Black hole in cored plummer dark matter environment: Novel solution, light ring, shadow, lensing, lyapunov exponent, eikonal quasinormal modes and thermodynamics-phase transition

Overview

An exact static spherically symmetric black hole solution within a cored Plummer dark matter halo is constructed and analyzed. The investigation encompasses photon dynamics, orbital stability, shadow formation, quasinormal mode behavior, and thermodynamic properties including phase transitions, with systematic comparison to Schwarzschild solutions.

Methods and approach

The black hole geometry is derived from the principle of least action via null geodesics formulation. Orbital stability is characterized through Lyapunov exponent analysis, connecting to quasinormal mode frequency damping in the eikonal limit. Thermodynamic properties including mass function, enthalpy, entropy, temperature, heat capacity, and Gibbs free energy are examined analytically and numerically. Shadow and lensing patterns are computed from null geodesic trajectories in the modified spacetime background.

Key Findings

The cored Plummer dark matter environment modifies photon orbital structure and introduces observable changes in light ring formation and gravitational lensing patterns compared to pure Schwarzschild cases.

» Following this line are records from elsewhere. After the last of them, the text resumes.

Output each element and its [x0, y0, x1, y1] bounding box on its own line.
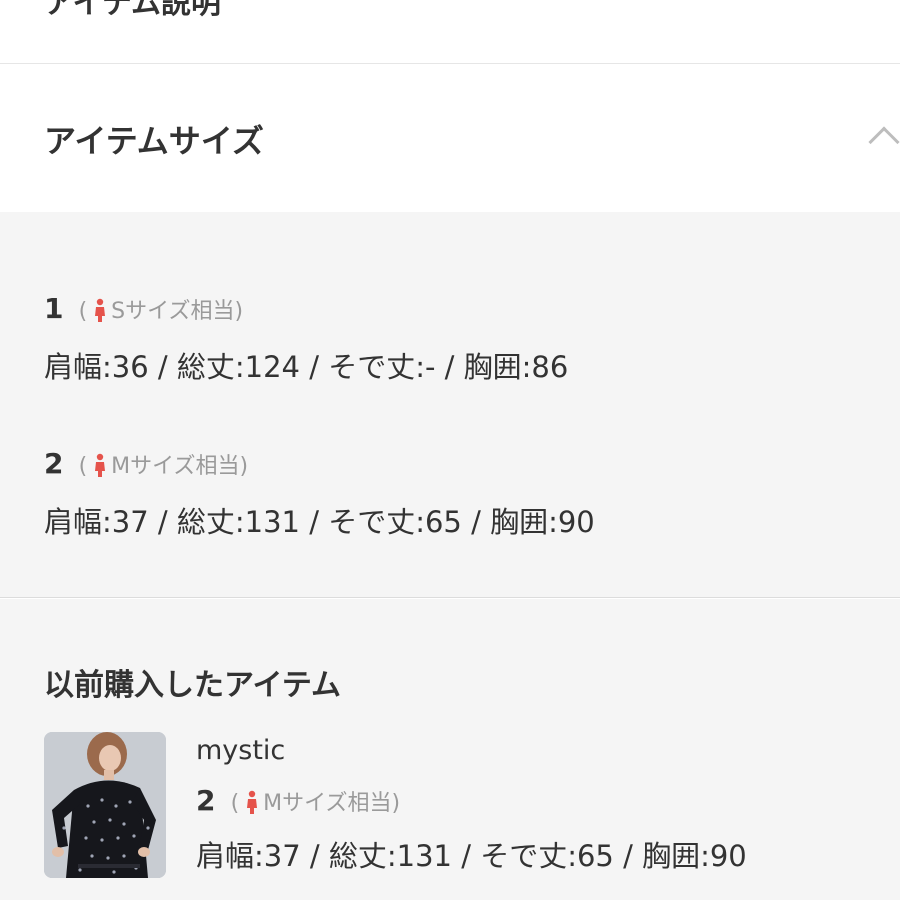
size-row: 2 ( Mサイズ相当) [44, 447, 248, 480]
item-description-header[interactable]: アイテム説明 [0, 0, 900, 64]
person-icon [247, 790, 258, 814]
purchase-history-title: 以前購入したアイテム [44, 668, 341, 703]
person-icon [95, 453, 106, 477]
size-number: 2 [196, 784, 216, 817]
size-equivalent-close: ) [234, 299, 244, 324]
size-equivalent-open: ( [78, 299, 88, 324]
person-icon [95, 298, 106, 322]
purchased-item-thumbnail[interactable] [44, 732, 166, 878]
size-equivalent-open: ( [230, 791, 240, 816]
size-equivalent-close: ) [239, 454, 249, 479]
item-photo [44, 732, 166, 878]
size-equivalent-label: Sサイズ相当 [111, 299, 235, 324]
size-equivalent-label: Mサイズ相当 [263, 791, 392, 816]
purchased-item-brand[interactable]: mystic [196, 735, 285, 766]
size-dimensions: 肩幅:36 / 総丈:124 / そで丈:- / 胸囲:86 [44, 350, 569, 384]
item-size-title: アイテムサイズ [44, 122, 264, 160]
item-description-title: アイテム説明 [44, 0, 221, 21]
size-number: 1 [44, 292, 64, 325]
purchased-item-dimensions: 肩幅:37 / 総丈:131 / そで丈:65 / 胸囲:90 [196, 839, 747, 873]
size-row: 1 ( Sサイズ相当) [44, 292, 243, 325]
size-equivalent-label: Mサイズ相当 [111, 454, 240, 479]
purchased-item-size-row: 2 ( Mサイズ相当) [196, 784, 400, 817]
size-number: 2 [44, 447, 64, 480]
size-equivalent-close: ) [391, 791, 401, 816]
size-dimensions: 肩幅:37 / 総丈:131 / そで丈:65 / 胸囲:90 [44, 505, 595, 539]
size-equivalent-open: ( [78, 454, 88, 479]
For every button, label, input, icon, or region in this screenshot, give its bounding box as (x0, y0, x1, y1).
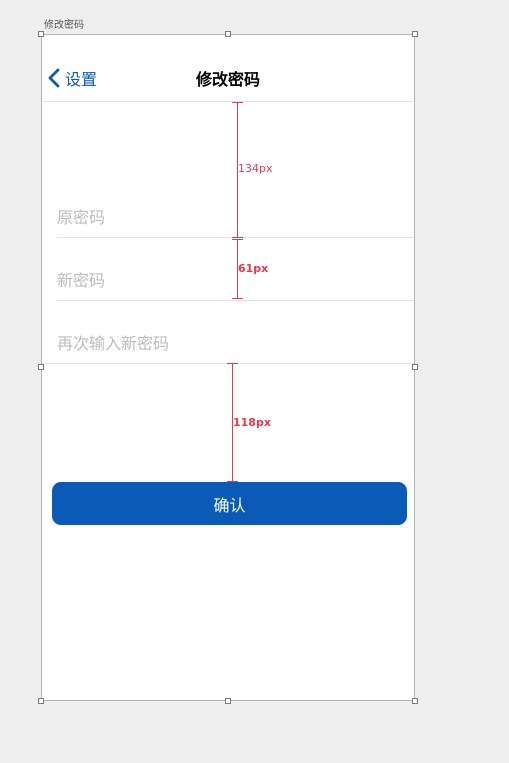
selection-handle[interactable] (412, 698, 418, 704)
divider (57, 300, 414, 301)
selection-handle[interactable] (225, 698, 231, 704)
measure-label: 134px (238, 162, 273, 175)
measure-label: 61px (238, 262, 269, 275)
selection-handle[interactable] (38, 31, 44, 37)
confirm-password-field[interactable] (57, 330, 416, 356)
selection-handle[interactable] (412, 31, 418, 37)
selection-handle[interactable] (225, 31, 231, 37)
selection-handle[interactable] (412, 364, 418, 370)
confirm-button[interactable]: 确认 (52, 482, 407, 525)
artboard-label: 修改密码 (44, 20, 84, 31)
measure-cap (232, 298, 243, 299)
navigation-bar: 设置 修改密码 (42, 35, 414, 102)
page-title: 修改密码 (195, 70, 260, 89)
measure-cap (232, 237, 243, 238)
measure-cap (227, 481, 238, 482)
measure-label: 118px (233, 416, 271, 429)
selection-handle[interactable] (38, 364, 44, 370)
artboard-phone-screen: 设置 修改密码 确认 (41, 34, 416, 701)
selection-handle[interactable] (38, 698, 44, 704)
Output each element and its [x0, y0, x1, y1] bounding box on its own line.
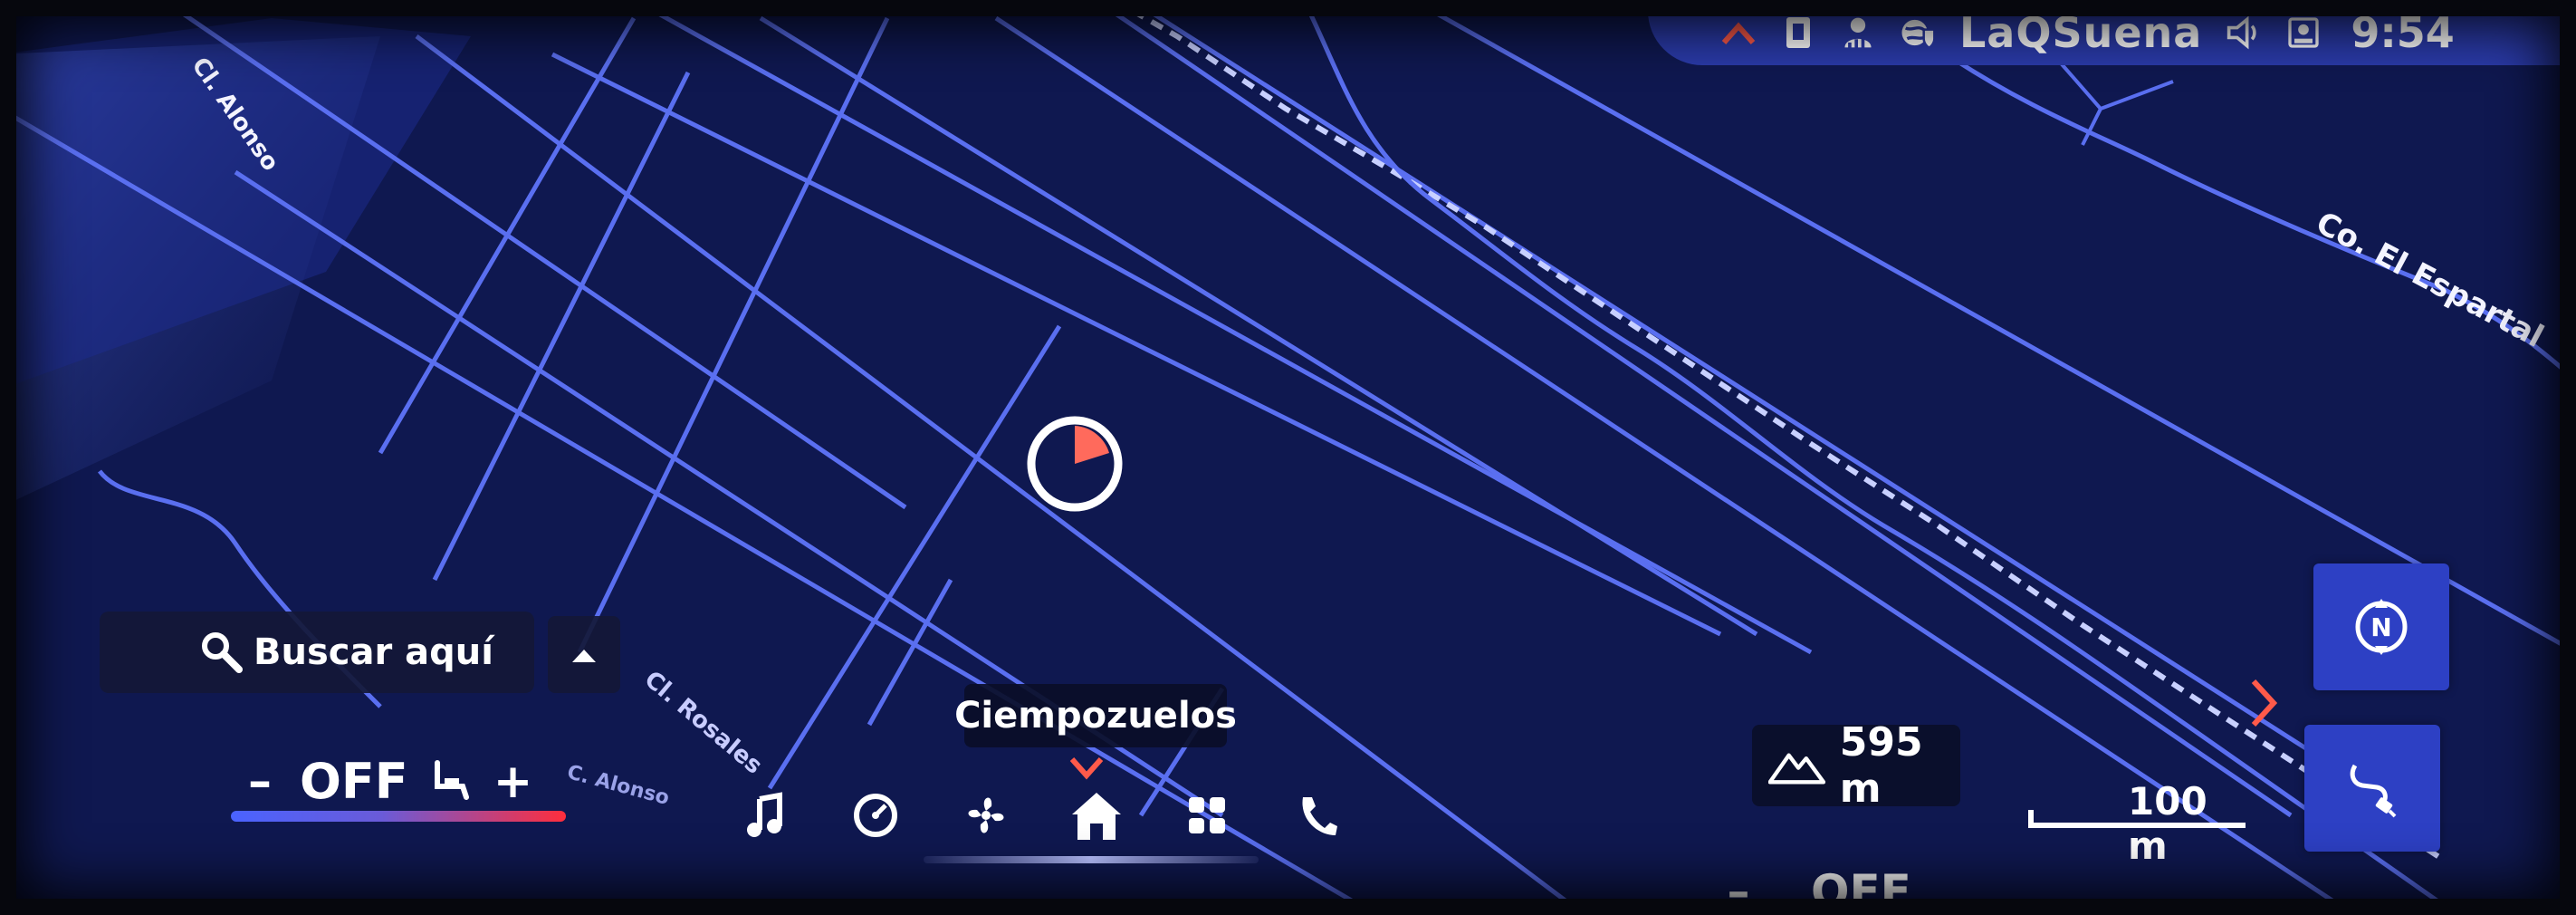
music-icon[interactable] [733, 784, 797, 847]
speaker-icon[interactable] [2226, 14, 2262, 51]
map-scale: 100 m [2024, 779, 2250, 868]
network-name: LaQSuena [1959, 8, 2203, 57]
search-options-button[interactable] [548, 616, 620, 693]
climate-control-right: – OFF [1720, 865, 2155, 915]
card-icon [1780, 14, 1816, 51]
profile-icon[interactable] [2285, 14, 2322, 51]
clock: 9:54 [2351, 8, 2455, 57]
search-button[interactable]: Buscar aquí [100, 612, 534, 693]
chevron-right-icon[interactable] [2250, 678, 2277, 728]
search-label: Buscar aquí [254, 631, 493, 673]
elevation-value: 595 m [1839, 719, 1923, 812]
vehicle-position-marker [1027, 416, 1123, 512]
temp-state[interactable]: OFF [300, 753, 408, 810]
phone-icon[interactable] [1286, 784, 1349, 847]
apps-grid-icon[interactable] [1175, 784, 1239, 847]
home-icon[interactable] [1065, 784, 1128, 847]
temp-decrease-button-right[interactable]: – [1720, 865, 1757, 915]
fan-icon[interactable] [954, 784, 1018, 847]
chevron-up-icon[interactable] [1720, 14, 1757, 51]
elevation-display: 595 m [1752, 719, 1960, 812]
svg-text:N: N [2370, 612, 2391, 642]
status-bar: LaQSuena 9:54 [1648, 0, 2576, 65]
temperature-gradient-bar [231, 811, 566, 822]
ev-charging-button[interactable] [2304, 725, 2440, 852]
search-icon [199, 630, 244, 679]
globe-shield-icon [1900, 14, 1936, 51]
caret-up-icon [572, 649, 596, 662]
current-city-label[interactable]: Ciempozuelos [954, 684, 1237, 747]
user-signal-icon [1840, 14, 1876, 51]
north-compass-icon: N [2355, 599, 2408, 655]
mountain-icon [1768, 753, 1825, 785]
temp-decrease-button[interactable]: – [242, 755, 278, 809]
temp-increase-button[interactable]: + [493, 755, 533, 809]
app-dock [715, 761, 1367, 870]
gauge-icon[interactable] [844, 784, 907, 847]
scale-bar [2028, 823, 2246, 828]
seat-heat-icon[interactable] [430, 759, 472, 804]
temp-state-right[interactable]: OFF [1811, 865, 1911, 915]
infotainment-screen: Cl. Alonso Co. El Espartal Cl. Rosales C… [0, 0, 2576, 915]
active-tab-indicator [924, 856, 1259, 863]
compass-button[interactable]: N [2313, 563, 2449, 690]
charging-plug-icon [2350, 764, 2397, 818]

Lyapunov exponent values are shown to govern the imaginary components of massless quasinormal mode frequencies, establishing the connection between orbital stability and quasi-normal oscillations. Thermodynamic analysis reveals enhanced stability in null geodesics and phase transition behavior absent in standard Schwarzschild solutions, with systematic dependence on dark matter halo parameters affecting the system's Gibbs free energy landscape.

Implications

The analysis demonstrates that dark matter halo profiles substantially modify black hole observables beyond gravitational wave absorption, affecting optical signatures detectable through shadow imaging and lensing observations. The emergence of phase transitions in the thermodynamic structure of black hole-dark matter systems indicates richer thermodynamic behavior than isolated black holes, with potential implications for understanding equilibrium conditions in environments with significant dark matter. The quantitative relationship between Lyapunov exponents and quasinormal mode frequencies provides a dynamical systems perspective on black hole stability metrics within modified gravitational environments.